What Laws Govern The Handling, Disposal and Treatment of Hazardous Wastes?
Two federal statutes, the Comprehensive Environmental Response, Compensation and Liability Act, better known as Superfund, and the Resource Conservation and Recovery Act govern the handling, treatment and disposal of hazardous wastes.

Superfund requires those companies responsible for past disposal of hazardous waste to clean up the contamination to protect public health and the environment. Over 1300 sites in the United States are classified as Superfund sites. The ETC concentrates on Superfund issues that concern technologies for the clean up of the waste--often called the remedy issues. Superfund has a preference for treatment that achieves permanent solutions to provide long-term protection. In the legistrative debates over possible changes to the Superfund law, the ETC has supported retaining this stationary preference for treatment of wastes to assure permanent solutions.
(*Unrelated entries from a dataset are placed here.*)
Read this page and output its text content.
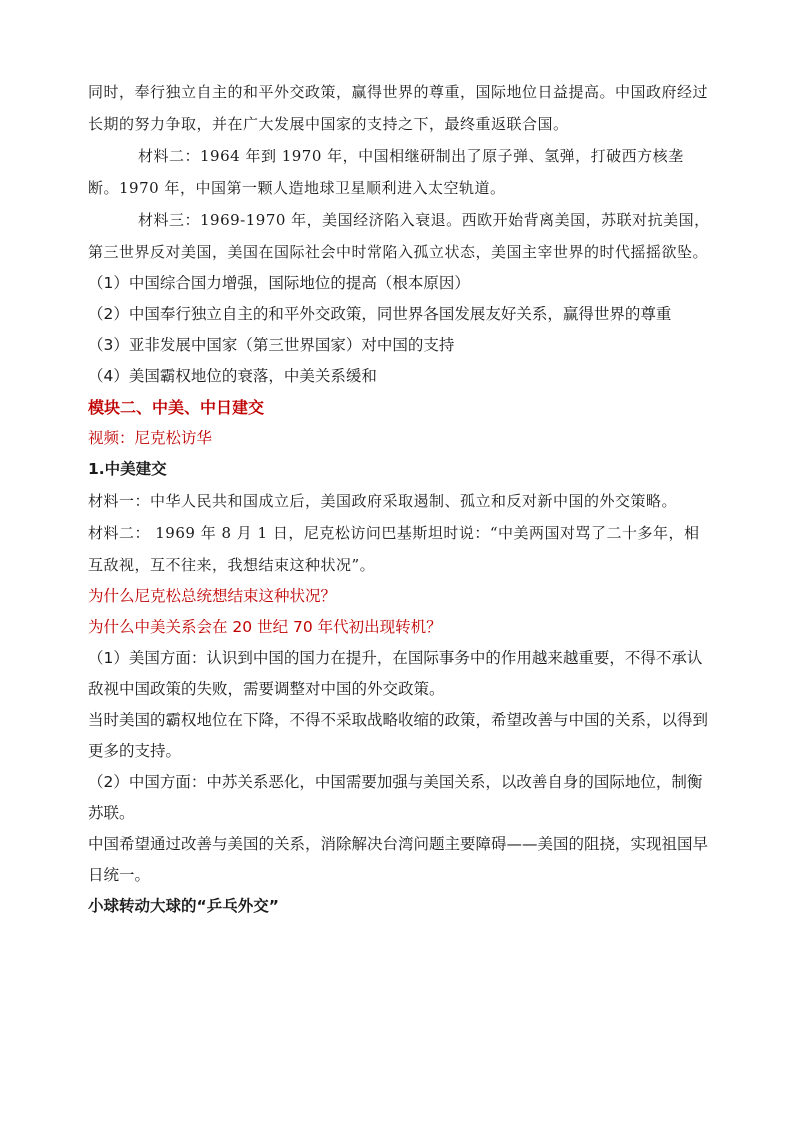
同时，奉行独立自主的和平外交政策，赢得世界的尊重，国际地位日益提高。中国政府经过长期的努力争取，并在广大发展中国家的支持之下，最终重返联合国。

材料二：1964 年到 1970 年，中国相继研制出了原子弹、氢弹，打破西方核垄断。1970 年，中国第一颗人造地球卫星顺利进入太空轨道。

材料三：1969-1970 年，美国经济陷入衰退。西欧开始背离美国，苏联对抗美国，第三世界反对美国，美国在国际社会中时常陷入孤立状态，美国主宰世界的时代摇摇欲坠。

（1）中国综合国力增强，国际地位的提高（根本原因）

（2）中国奉行独立自主的和平外交政策，同世界各国发展友好关系，赢得世界的尊重

（3）亚非发展中国家（第三世界国家）对中国的支持

（4）美国霸权地位的衰落，中美关系缓和

模块二、中美、中日建交

视频：尼克松访华

1.中美建交

材料一：中华人民共和国成立后，美国政府采取遏制、孤立和反对新中国的外交策略。

材料二： 1969 年 8 月 1 日，尼克松访问巴基斯坦时说：“中美两国对骂了二十多年，相互敌视，互不往来，我想结束这种状况”。

为什么尼克松总统想结束这种状况？

为什么中美关系会在 20 世纪 70 年代初出现转机？

（1）美国方面：认识到中国的国力在提升，在国际事务中的作用越来越重要，不得不承认敌视中国政策的失败，需要调整对中国的外交政策。

当时美国的霸权地位在下降，不得不采取战略收缩的政策，希望改善与中国的关系，以得到更多的支持。

（2）中国方面：中苏关系恶化，中国需要加强与美国关系，以改善自身的国际地位，制衡苏联。

中国希望通过改善与美国的关系，消除解决台湾问题主要障碍——美国的阻挠，实现祖国早日统一。

小球转动大球的“乒乓外交”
The Resource Conservation and Recovery Act (RCRA), has established a national program for the proper management of hazardous waste from "cradle to grave." RCRA required the cleanup of old dumps, modernized landfills and incinerators, and made American business better aware of improved recycling, treatment and disposal practices. Congress enacted important amendments in 1984 which require EPA to assure that land disposal practices, particularly the disposal of hazardous chemicals, would not threaten the nation's valuable groundwater and surface water resources or threaten the air we breathe. ETC-member companies operate under the strict requirements of RCRA and comparable state laws. ETC supports strong implementation of our nation's environmental laws so that our neighbors will know that our important and critical environmental work is an asset to the community.